La violence est un instinct naturel chez au moins tous les mammifères, si ce n'est toutes les espèces tout court. Les chimpanzés font des guerres entre eux et commettent même des actes de barbarie, j'ai vu de mes yeux un léopard tuer un chacal non pas pour le manger mais juste au cas où il pourrait attaquer son petit un jour (en tout cas c'est l'explication qu'on donne), des buffles attaquer de jeunes lions en l'absence des parents, ...
La violence est quotidienne dans la nature, et pas seulement pour des questions de survie directe, mais aussi pour maximiser sa survie à long terme, diminuer la compétition entre espèces, étendre son territoire, davantage transmettre son ADN... toutes les raisons sont bonnes.
Et ça a été le cas pendant l'extrême majorité de l'histoire humaine.

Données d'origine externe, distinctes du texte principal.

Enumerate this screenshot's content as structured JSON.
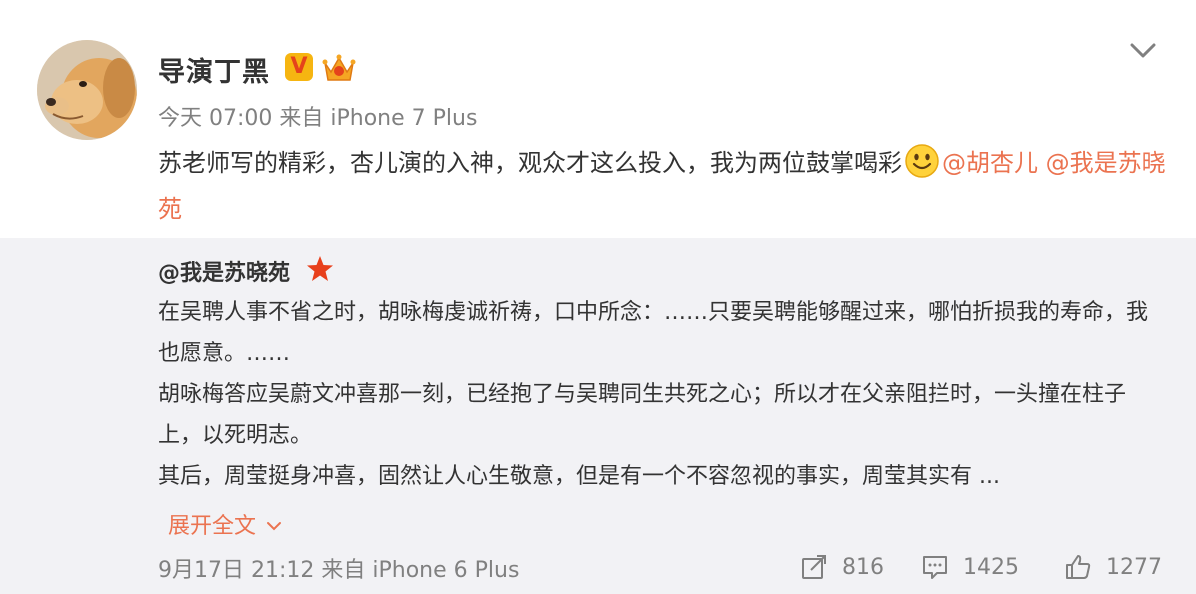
{
  "post": {
    "author_name": "导演丁黑",
    "verified_badge": "V",
    "time": "今天 07:00",
    "source": "来自 iPhone 7 Plus",
    "content_text": "苏老师写的精彩，杏儿演的入神，观众才这么投入，我为两位鼓掌喝彩",
    "emoji_icon": "smiley-emoji-icon",
    "mention_1": "@胡杏儿",
    "mention_2": "@我是苏晓苑"
  },
  "repost": {
    "author": "@我是苏晓苑",
    "paragraphs": [
      "在吴聘人事不省之时，胡咏梅虔诚祈祷，口中所念：……只要吴聘能够醒过来，哪怕折损我的寿命，我也愿意。……",
      "胡咏梅答应吴蔚文冲喜那一刻，已经抱了与吴聘同生共死之心；所以才在父亲阻拦时，一头撞在柱子上，以死明志。",
      "其后，周莹挺身冲喜，固然让人心生敬意，但是有一个不容忽视的事实，周莹其实有 ..."
    ],
    "expand_label": "展开全文",
    "meta": "9月17日 21:12 来自 iPhone 6 Plus",
    "repost_count": "816",
    "comment_count": "1425",
    "like_count": "1277"
  },
  "colors": {
    "mention": "#eb7350",
    "meta_gray": "#808080",
    "repost_bg": "#f2f2f5",
    "badge_bg": "#f6b511"
  }
}
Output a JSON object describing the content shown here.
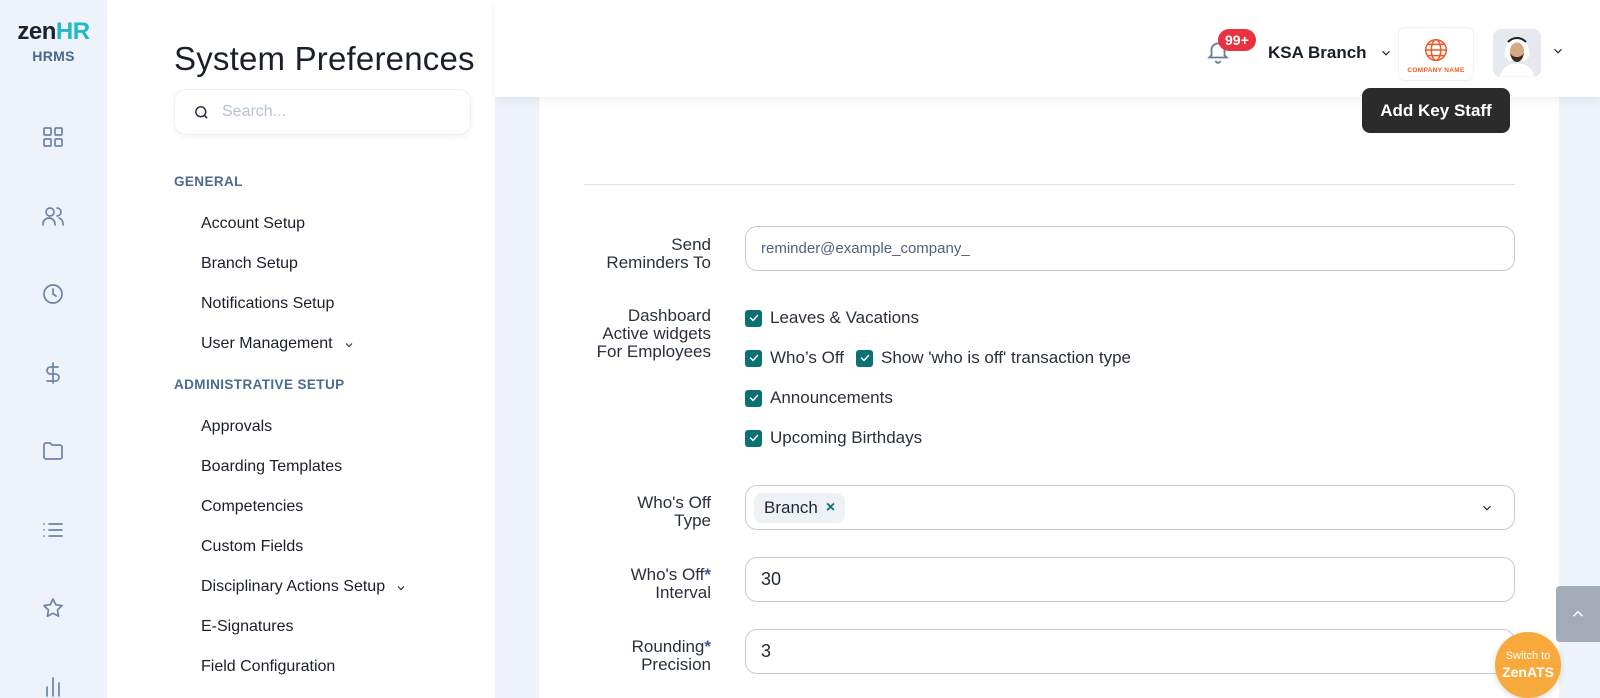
{
  "app": {
    "brand_zen": "zen",
    "brand_hr": "HR",
    "brand_sub": "HRMS"
  },
  "rail_icons": [
    "dashboard-icon",
    "people-icon",
    "clock-icon",
    "dollar-icon",
    "folder-icon",
    "list-icon",
    "star-icon",
    "chart-icon"
  ],
  "sidebar": {
    "title": "System Preferences",
    "search_placeholder": "Search...",
    "sections": [
      {
        "heading": "GENERAL",
        "items": [
          {
            "label": "Account Setup"
          },
          {
            "label": "Branch Setup"
          },
          {
            "label": "Notifications Setup"
          },
          {
            "label": "User Management",
            "expandable": true
          }
        ]
      },
      {
        "heading": "ADMINISTRATIVE SETUP",
        "items": [
          {
            "label": "Approvals"
          },
          {
            "label": "Boarding Templates"
          },
          {
            "label": "Competencies"
          },
          {
            "label": "Custom Fields"
          },
          {
            "label": "Disciplinary Actions Setup",
            "expandable": true
          },
          {
            "label": "E-Signatures"
          },
          {
            "label": "Field Configuration"
          }
        ]
      }
    ]
  },
  "header": {
    "notification_count": "99+",
    "branch_label": "KSA Branch",
    "company_logo_text": "COMPANY NAME"
  },
  "main": {
    "add_key_staff_label": "Add Key Staff",
    "send_reminders": {
      "label_line1": "Send",
      "label_line2": "Reminders To",
      "value": "reminder@example_company_"
    },
    "dashboard_widgets": {
      "label_line1": "Dashboard",
      "label_line2": "Active widgets",
      "label_line3": "For Employees",
      "options": [
        {
          "label": "Leaves & Vacations",
          "checked": true
        },
        {
          "label": "Who’s Off",
          "checked": true
        },
        {
          "label": "Show 'who is off' transaction type",
          "checked": true
        },
        {
          "label": "Announcements",
          "checked": true
        },
        {
          "label": "Upcoming Birthdays",
          "checked": true
        }
      ]
    },
    "whos_off_type": {
      "label_line1": "Who's Off",
      "label_line2": "Type",
      "selected_chip": "Branch",
      "chip_remove": "×"
    },
    "whos_off_interval": {
      "label_line1": "Who's Off",
      "label_line2": "Interval",
      "required_mark": "*",
      "value": "30"
    },
    "rounding_precision": {
      "label_line1": "Rounding",
      "label_line2": "Precision",
      "required_mark": "*",
      "value": "3"
    }
  },
  "switch_button": {
    "line1": "Switch to",
    "line2": "ZenATS"
  },
  "colors": {
    "accent_teal": "#0d7173",
    "brand_cyan": "#22b8c8",
    "badge_red": "#e8323f",
    "switch_orange": "#f7a93b",
    "section_blue": "#4c6994"
  }
}
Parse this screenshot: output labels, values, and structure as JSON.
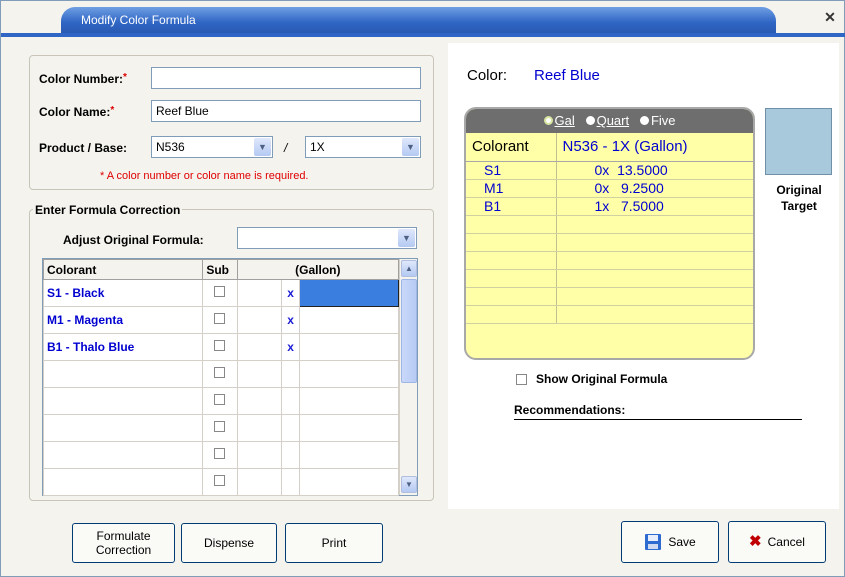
{
  "window": {
    "title": "Modify Color Formula",
    "close_glyph": "✕"
  },
  "form": {
    "color_number_label": "Color Number:",
    "color_number_value": "",
    "color_name_label": "Color Name:",
    "color_name_value": "Reef Blue",
    "product_base_label": "Product / Base:",
    "product_value": "N536",
    "slash": "/",
    "base_value": "1X",
    "required_star": "*",
    "required_note": "* A color number or color name is required."
  },
  "correction": {
    "group_title": "Enter Formula Correction",
    "adjust_label": "Adjust Original Formula:",
    "adjust_value": "",
    "headers": {
      "colorant": "Colorant",
      "sub": "Sub",
      "gallon": "(Gallon)"
    },
    "x_mark": "x",
    "rows": [
      {
        "colorant": "S1 - Black",
        "x": "x"
      },
      {
        "colorant": "M1 - Magenta",
        "x": "x"
      },
      {
        "colorant": "B1 - Thalo Blue",
        "x": "x"
      },
      {
        "colorant": "",
        "x": ""
      },
      {
        "colorant": "",
        "x": ""
      },
      {
        "colorant": "",
        "x": ""
      },
      {
        "colorant": "",
        "x": ""
      },
      {
        "colorant": "",
        "x": ""
      }
    ]
  },
  "right": {
    "color_label": "Color:",
    "color_value": "Reef Blue",
    "units": {
      "gal": "Gal",
      "quart": "Quart",
      "five": "Five",
      "selected": "gal"
    },
    "formula_header": {
      "colorant": "Colorant",
      "base": "N536 - 1X  (Gallon)"
    },
    "formula_rows": [
      {
        "colorant": "S1",
        "amount": "0x  13.5000"
      },
      {
        "colorant": "M1",
        "amount": "0x   9.2500"
      },
      {
        "colorant": "B1",
        "amount": "1x   7.5000"
      },
      {
        "colorant": "",
        "amount": ""
      },
      {
        "colorant": "",
        "amount": ""
      },
      {
        "colorant": "",
        "amount": ""
      },
      {
        "colorant": "",
        "amount": ""
      },
      {
        "colorant": "",
        "amount": ""
      },
      {
        "colorant": "",
        "amount": ""
      }
    ],
    "swatch_color": "#a8c8dc",
    "swatch_label_1": "Original",
    "swatch_label_2": "Target",
    "show_original_label": "Show Original Formula",
    "recommendations_label": "Recommendations:"
  },
  "buttons": {
    "formulate_line1": "Formulate",
    "formulate_line2": "Correction",
    "dispense": "Dispense",
    "print": "Print",
    "save": "Save",
    "cancel": "Cancel"
  }
}
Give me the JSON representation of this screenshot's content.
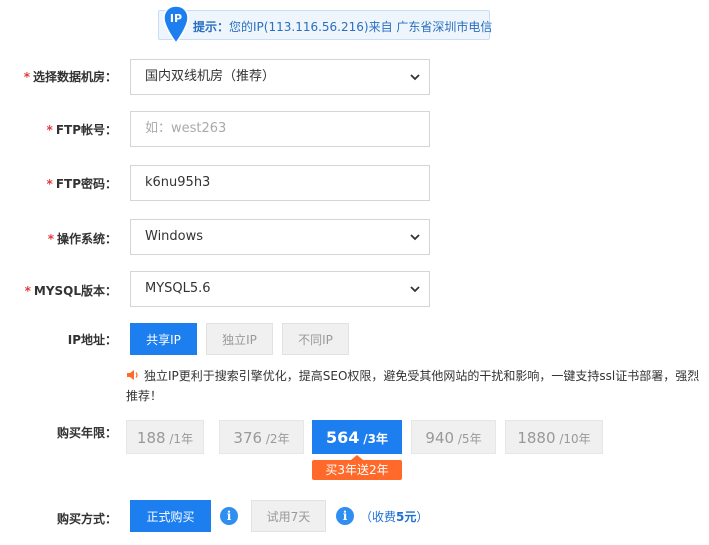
{
  "tip": {
    "pin_label": "IP",
    "lead": "提示：",
    "text": "您的IP(113.116.56.216)来自 广东省深圳市电信"
  },
  "form": {
    "datacenter": {
      "required": "*",
      "label": "选择数据机房：",
      "value": "国内双线机房（推荐）"
    },
    "ftp_account": {
      "required": "*",
      "label": "FTP帐号：",
      "placeholder": "如：west263"
    },
    "ftp_password": {
      "required": "*",
      "label": "FTP密码：",
      "value": "k6nu95h3"
    },
    "os": {
      "required": "*",
      "label": "操作系统：",
      "value": "Windows"
    },
    "mysql": {
      "required": "*",
      "label": "MYSQL版本：",
      "value": "MYSQL5.6"
    },
    "ip": {
      "label": "IP地址：",
      "options": [
        "共享IP",
        "独立IP",
        "不同IP"
      ],
      "selected": 0,
      "note_line1": "独立IP更利于搜索引擎优化，提高SEO权限，避免受其他网站的干扰和影响，一键支持ssl证书部署，强烈",
      "note_line2": "推荐！"
    },
    "years": {
      "label": "购买年限：",
      "options": [
        {
          "price": "188",
          "unit": "/1年"
        },
        {
          "price": "376",
          "unit": "/2年"
        },
        {
          "price": "564",
          "unit": "/3年"
        },
        {
          "price": "940",
          "unit": "/5年"
        },
        {
          "price": "1880",
          "unit": "/10年"
        }
      ],
      "selected": 2,
      "promo": "买3年送2年"
    },
    "purchase": {
      "label": "购买方式：",
      "formal": "正式购买",
      "trial": "试用7天",
      "fee_open": "（",
      "fee_text": "收费",
      "fee_amount": "5元",
      "fee_close": "）"
    }
  },
  "colors": {
    "accent": "#1d7ef0",
    "required": "#e4393c",
    "promo": "#ff6a2b",
    "tip_bg": "#eef5fd",
    "tip_text": "#2a6fbf"
  },
  "icons": [
    "location-pin-icon",
    "chevron-down-icon",
    "speaker-icon",
    "info-icon"
  ]
}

On pourrait arguer que c'est encore le cas aujourd'hui, mais c'est rien par rapport à juste la fin du 19eme.
L'homme est un animal comme les autres, avec ses instincts, et c'est pas parce qu'on a une culture qui punit fortement la violence qu'on en a perdu l'instinct.
Oublier que nous sommes des animaux avec une biologie et une histoire évolutive est la source de plein de nœuds au cerveau inutiles.
Avoir envie de frapper qui que ce soit n'est pas tellement un souci en soi, le problème est de le faire.
J'ai très souvent eu envie de frapper des gens parce qu'ils "machaient trop fort" (en vrai c'est moi qui l'entend trop fort, misophonie tmtc), ça ne fait pas de moi quelqu'un d'horrible. J'ai juste une réaction biologique à un stimulus et mon instinct naturel est d'arrêter ce stimulus par la solution la plus facile : la violence.
Et ensuite bah t'es pas un sac à merde et donc tu ne le fais pas 😄
Je pense que plus vite on accepte que nos instincts sont naturels, plus vite on peut les ressentir sans agir dessus ni se sentir coupable.
Oh et il y a un très bon bouquin là-dessus (avec un très mauvais titre) : la Haine Orpheline de Peggy Sastre.